En sevdiğim bölümden bahsetmeden yazımı bitiremeyeceğim. “Fishes” isimle sezonun altıncı bölümü bizi “flashback” ile geçmişe götürüyor. Carmy’nin ailesini Noel bayramında ziyarete geldiği ve cümbür cemaat yemeğe oturacakları bir akşamın daha ne kadar kötüye gidebileceğini izliyoruz. Psikolojik olarak stabil olmayan karakterlerin özellikle anneleriyle olan ilişkisine odaklanarak Berzatto ailesinin gerçekten nasıl “ayı” gibi vahşi, güçlü fakat bir o kadar birbirine bağlı olduğunu görüyoruz. Berzatto ailesinin diğer üyeleriyle tanışmak ve annelerinin çocukları üzerindeki birbirinden farklı etkilerini gözlemlemek aslında The Bear restoranının oluşma ve açılma sürecine kadar uzanan bir etkiye sahip olduğunu açığa çıkartıyor.

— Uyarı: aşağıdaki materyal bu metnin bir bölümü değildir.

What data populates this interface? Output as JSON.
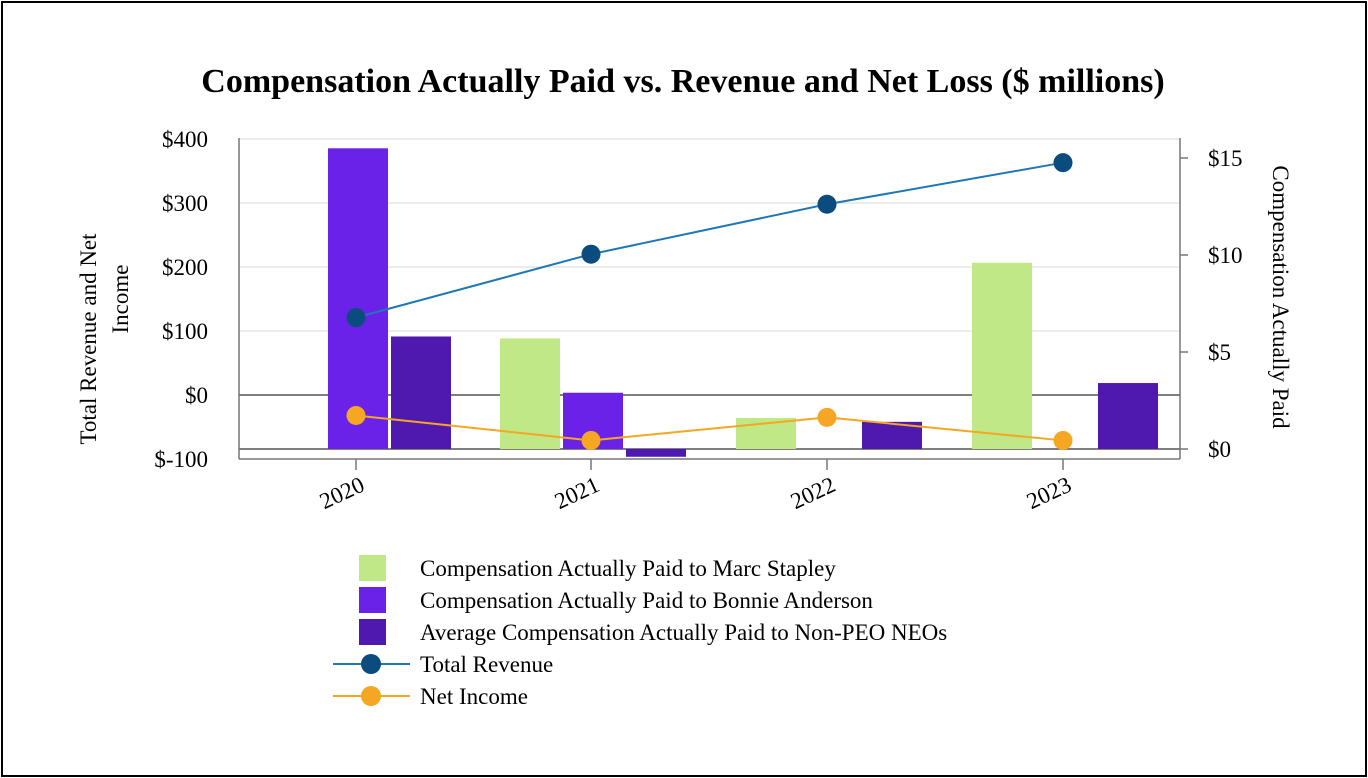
{
  "chart_data": {
    "type": "bar",
    "title": "Compensation Actually Paid vs. Revenue and Net Loss ($ millions)",
    "categories": [
      "2020",
      "2021",
      "2022",
      "2023"
    ],
    "left_axis": {
      "label": "Total Revenue and Net Income",
      "ylim": [
        -100,
        400
      ],
      "ticks": [
        400,
        300,
        200,
        100,
        0,
        -100
      ],
      "tick_labels": [
        "$400",
        "$300",
        "$200",
        "$100",
        "$0",
        "$-100"
      ]
    },
    "right_axis": {
      "label": "Compensation Actually Paid",
      "ylim": [
        0,
        15.5
      ],
      "ticks": [
        15,
        10,
        5,
        0
      ],
      "tick_labels": [
        "$15",
        "$10",
        "$5",
        "$0"
      ]
    },
    "bar_series": [
      {
        "name": "Compensation Actually Paid to Marc Stapley",
        "axis": "right",
        "color": "#C0E886",
        "values": [
          null,
          5.7,
          1.6,
          9.6
        ]
      },
      {
        "name": "Compensation Actually Paid to Bonnie Anderson",
        "axis": "right",
        "color": "#6A22E8",
        "values": [
          15.5,
          2.9,
          null,
          null
        ]
      },
      {
        "name": "Average Compensation Actually Paid to Non-PEO NEOs",
        "axis": "right",
        "color": "#4F19B0",
        "values": [
          5.8,
          -0.4,
          1.4,
          3.4
        ]
      }
    ],
    "line_series": [
      {
        "name": "Total Revenue",
        "axis": "left",
        "color": "#1F78B4",
        "marker_color": "#0B4C7E",
        "values": [
          121,
          220,
          298,
          363
        ]
      },
      {
        "name": "Net Income",
        "axis": "left",
        "color": "#F5A623",
        "marker_color": "#F5A623",
        "values": [
          -32,
          -71,
          -35,
          -71
        ]
      }
    ],
    "legend_position": "bottom"
  }
}
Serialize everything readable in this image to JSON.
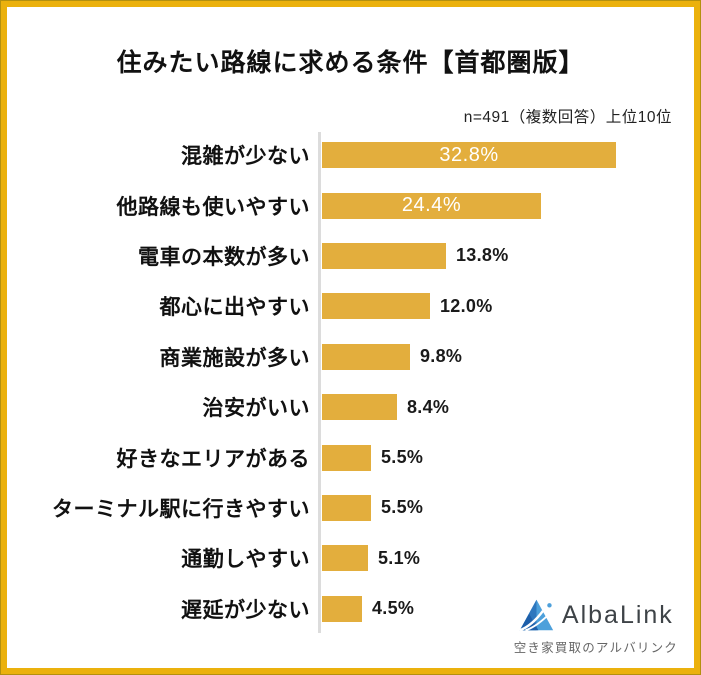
{
  "frame": {
    "border_color": "#EBB10D",
    "border_edge_color": "#B3900F"
  },
  "header": {
    "title": "住みたい路線に求める条件【首都圏版】",
    "subtitle": "n=491（複数回答）上位10位"
  },
  "chart_data": {
    "type": "bar",
    "orientation": "horizontal",
    "title": "住みたい路線に求める条件【首都圏版】",
    "note": "n=491（複数回答）上位10位",
    "categories": [
      "混雑が少ない",
      "他路線も使いやすい",
      "電車の本数が多い",
      "都心に出やすい",
      "商業施設が多い",
      "治安がいい",
      "好きなエリアがある",
      "ターミナル駅に行きやすい",
      "通勤しやすい",
      "遅延が少ない"
    ],
    "values": [
      32.8,
      24.4,
      13.8,
      12.0,
      9.8,
      8.4,
      5.5,
      5.5,
      5.1,
      4.5
    ],
    "value_labels": [
      "32.8%",
      "24.4%",
      "13.8%",
      "12.0%",
      "9.8%",
      "8.4%",
      "5.5%",
      "5.5%",
      "5.1%",
      "4.5%"
    ],
    "xlim": [
      0,
      33
    ],
    "grid": false,
    "legend": "none",
    "bar_color": "#E3AE3D",
    "axis_line_color": "#DCDCDC",
    "inside_value_color": "#FFFFFF",
    "outside_value_color": "#1A1A1A"
  },
  "footer": {
    "logo": {
      "brand": "AlbaLink",
      "tagline": "空き家買取のアルバリンク",
      "icon": "albalink-mountain-icon",
      "brand_color": "#3E4347",
      "tagline_color": "#666666",
      "icon_dark_blue": "#1E5FA9",
      "icon_light_blue": "#4DA0DB"
    }
  }
}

Okuma önerisi – Lezzetli yemeklerin travmatik tarifleri: Nedir The Bear’ı bu kadar ilgi çekici yapan?
Yani anlayacağınız The Bear dizisinin ikinci sezonunu, bir lunaparkta hız trenine binmiş gibi heyecan, korku, zaman zaman durağan akışın dinginliği ve en önemlisi bir çocuk merakıyla bitirdim. Şimdiden diğer maceraları için gün saymaya başlayalım bakalım.